Kedua, memahami bagaimana algoritma media sosial bekerja. Setiap media sosial memiliki karakter algoritma yang khas dan berbeda antara satu dan lainnya. Tiktok misalnya memiliki algoritma yang berbasis pada preferensi pengguna dan personalisasi konten. Sedangkan YouTube berbasis pada engagement konten dengan penonton.

Demikian juga media sosial lainnya. Mengenali karakter algoritma media sosial menjadi modal utama untuk masuk ke percaturan atau kontraksi wacana di media sosial. Tanpa pemahaman yang mendalam terkait algoritma media sosial, maka narasi kita hanya akan bergaung di kalangan sendiri.

Ketiga, paling penting tentunya adalah membanjiri kanal media sosial dengan unggahan yang berkonotasi positif. Salah satunya adalah narasi persatuan atau integrasi bangsa. Di tengah kontestasi Ideologi yang mendompleng konflik sebuah negara, narasi integrasi menjadi hal yang urgen. Manipulasi fakta atas konflik horisontal yang terjadi di belahan bumi lain rawan memicu perpecahan di kalangan bangsa sendiri.

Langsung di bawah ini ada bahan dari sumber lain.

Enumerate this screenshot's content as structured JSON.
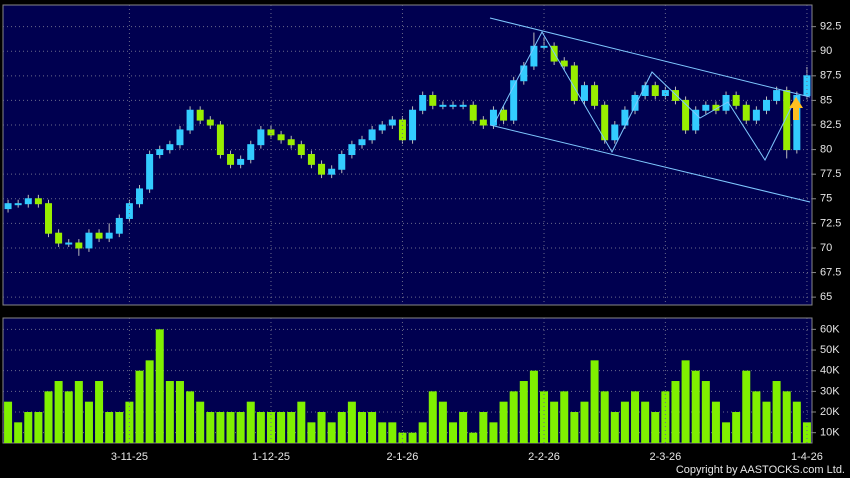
{
  "chart_data": [
    {
      "type": "candlestick",
      "up_color": "#33ccff",
      "down_color": "#99ee00",
      "ylim": [
        64.2,
        94.7
      ],
      "yticks": [
        65,
        67.5,
        70,
        72.5,
        75,
        77.5,
        80,
        82.5,
        85,
        87.5,
        90,
        92.5
      ],
      "grid": true,
      "open": [
        74,
        74.5,
        74.5,
        75,
        74.5,
        71.5,
        70.5,
        70.5,
        70,
        71.5,
        71,
        71.5,
        73,
        74.5,
        76,
        79.5,
        80,
        80.5,
        82,
        84,
        83,
        82.5,
        79.5,
        78.5,
        79,
        80.5,
        82,
        81.5,
        81,
        80.5,
        79.5,
        78.5,
        77.5,
        78,
        79.5,
        80.5,
        81,
        82,
        82.5,
        83,
        81,
        84,
        85.5,
        84.5,
        84.5,
        84.5,
        84.5,
        83,
        82.5,
        84,
        83,
        87,
        88.5,
        90.5,
        90.5,
        89,
        88.5,
        85,
        86.5,
        84.5,
        81,
        82.5,
        84,
        85.5,
        86.5,
        85.5,
        86,
        85,
        82,
        84,
        84.5,
        84,
        85.5,
        84.5,
        83,
        84,
        85,
        86,
        80,
        85.5
      ],
      "high": [
        74.9,
        74.9,
        75.4,
        75.4,
        74.9,
        71.9,
        70.9,
        70.9,
        71.9,
        71.9,
        72.5,
        73.4,
        74.9,
        76.4,
        79.9,
        80.4,
        80.9,
        82.4,
        84.4,
        84.4,
        83.4,
        82.9,
        79.9,
        79.4,
        80.9,
        82.4,
        82.4,
        81.9,
        81.4,
        80.9,
        79.9,
        78.9,
        78.4,
        79.9,
        80.9,
        81.4,
        82.4,
        82.9,
        83.4,
        83.4,
        84.4,
        85.9,
        85.9,
        84.9,
        84.9,
        84.9,
        84.9,
        83.4,
        84.4,
        84.4,
        87.4,
        88.9,
        91.9,
        91.4,
        90.9,
        89.4,
        88.9,
        86.9,
        86.9,
        84.9,
        82.9,
        84.4,
        85.9,
        86.9,
        86.9,
        86.4,
        86.4,
        85.4,
        84.4,
        84.9,
        84.9,
        85.9,
        85.9,
        84.9,
        84.4,
        85.4,
        86.4,
        86.4,
        85.9,
        88.4
      ],
      "low": [
        73.6,
        74.1,
        74.1,
        74.1,
        71.1,
        70.1,
        70.1,
        69.2,
        69.6,
        70.6,
        70.6,
        71.1,
        72.6,
        74.1,
        75.6,
        79.1,
        79.6,
        80.1,
        81.6,
        82.6,
        82.1,
        79.1,
        78.1,
        78.1,
        78.6,
        80.1,
        81.1,
        80.6,
        80.1,
        79.1,
        78.1,
        77.1,
        77.1,
        77.6,
        79.1,
        80.1,
        80.6,
        81.6,
        82.1,
        80.6,
        80.6,
        83.6,
        84.1,
        84.1,
        84.1,
        84.1,
        82.6,
        82.1,
        82.1,
        82.6,
        82.6,
        86.6,
        88.1,
        90.1,
        88.6,
        88.1,
        84.6,
        84.6,
        84.1,
        80.6,
        80.6,
        82.1,
        83.6,
        85.1,
        85.1,
        85.1,
        84.6,
        81.6,
        81.6,
        83.6,
        83.6,
        83.6,
        84.1,
        82.6,
        82.6,
        83.6,
        84.6,
        79.1,
        79.6,
        85.1
      ],
      "close": [
        74.5,
        74.5,
        75,
        74.5,
        71.5,
        70.5,
        70.5,
        70,
        71.5,
        71,
        71.5,
        73,
        74.5,
        76,
        79.5,
        80,
        80.5,
        82,
        84,
        83,
        82.5,
        79.5,
        78.5,
        79,
        80.5,
        82,
        81.5,
        81,
        80.5,
        79.5,
        78.5,
        77.5,
        78,
        79.5,
        80.5,
        81,
        82,
        82.5,
        83,
        81,
        84,
        85.5,
        84.5,
        84.5,
        84.5,
        84.5,
        83,
        82.5,
        84,
        83,
        87,
        88.5,
        90.5,
        90.5,
        89,
        88.5,
        85,
        86.5,
        84.5,
        81,
        82.5,
        84,
        85.5,
        86.5,
        85.5,
        86,
        85,
        82,
        84,
        84.5,
        84,
        85.5,
        84.5,
        83,
        84,
        85,
        86,
        80,
        85.5,
        87.5
      ]
    },
    {
      "type": "bar",
      "color": "#80f000",
      "ylim": [
        5000,
        65500
      ],
      "grid": true,
      "yticks": [
        {
          "value": 10000,
          "label": "10K"
        },
        {
          "value": 20000,
          "label": "20K"
        },
        {
          "value": 30000,
          "label": "30K"
        },
        {
          "value": 40000,
          "label": "40K"
        },
        {
          "value": 50000,
          "label": "50K"
        },
        {
          "value": 60000,
          "label": "60K"
        }
      ],
      "categories": [
        null,
        null,
        null,
        null,
        null,
        null,
        null,
        null,
        null,
        null,
        null,
        null,
        "3-11-25",
        null,
        null,
        null,
        null,
        null,
        null,
        null,
        null,
        null,
        null,
        null,
        null,
        null,
        "1-12-25",
        null,
        null,
        null,
        null,
        null,
        null,
        null,
        null,
        null,
        null,
        null,
        null,
        "2-1-26",
        null,
        null,
        null,
        null,
        null,
        null,
        null,
        null,
        null,
        null,
        null,
        null,
        null,
        "2-2-26",
        null,
        null,
        null,
        null,
        null,
        null,
        null,
        null,
        null,
        null,
        null,
        "2-3-26",
        null,
        null,
        null,
        null,
        null,
        null,
        null,
        null,
        null,
        null,
        null,
        null,
        null,
        "1-4-26"
      ],
      "values": [
        25000,
        15000,
        20000,
        20000,
        30000,
        35000,
        30000,
        35000,
        25000,
        35000,
        20000,
        20000,
        25000,
        40000,
        45000,
        60000,
        35000,
        35000,
        30000,
        25000,
        20000,
        20000,
        20000,
        20000,
        25000,
        20000,
        20000,
        20000,
        20000,
        25000,
        15000,
        20000,
        15000,
        20000,
        25000,
        20000,
        20000,
        15000,
        15000,
        10000,
        10000,
        15000,
        30000,
        25000,
        15000,
        20000,
        10000,
        20000,
        15000,
        25000,
        30000,
        35000,
        40000,
        30000,
        25000,
        30000,
        20000,
        25000,
        45000,
        30000,
        20000,
        25000,
        30000,
        25000,
        20000,
        30000,
        35000,
        45000,
        40000,
        35000,
        25000,
        15000,
        20000,
        40000,
        30000,
        25000,
        35000,
        30000,
        25000,
        15000
      ]
    }
  ],
  "footer": "Copyright by AASTOCKS.com Ltd."
}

Sentimen keagamaan yang dijadikan pendekatan untuk memahami konflik di negara lain berpotensi menimbulkan sentimen kebencian di kalangan sesama anak bangsa. Maka, jihad algoritmik pada hakikatnya adalah menggaungkan narasi persatuan atau integrasi di dunia maya. Persatuan akan mencegah masuknya importasi konflik oleh kaum ekstremis. Persatuan juga membuat bangsa mampu berpikir jernih dan menempatkan urusan kebangsaan sebagai prioritas di atas kepentingan golongan.

Kontestasi ideologi di abad digital adalah sebuah tantangan bagi negara bangsa majemuk seperti Indonesia. Kita memang tidak sedang menghadapi ancaman atau serangan fisik. Namun, kita dihadapkan pada ancaman ideologis berupa paham keagamaan ekstrem yang masuk melalui isi konflik di negara muslim. Perang ideologi itu hanya bisa kita hadapi dengan terus merawat integrasi. Itulah jihad yang sesungguhnya.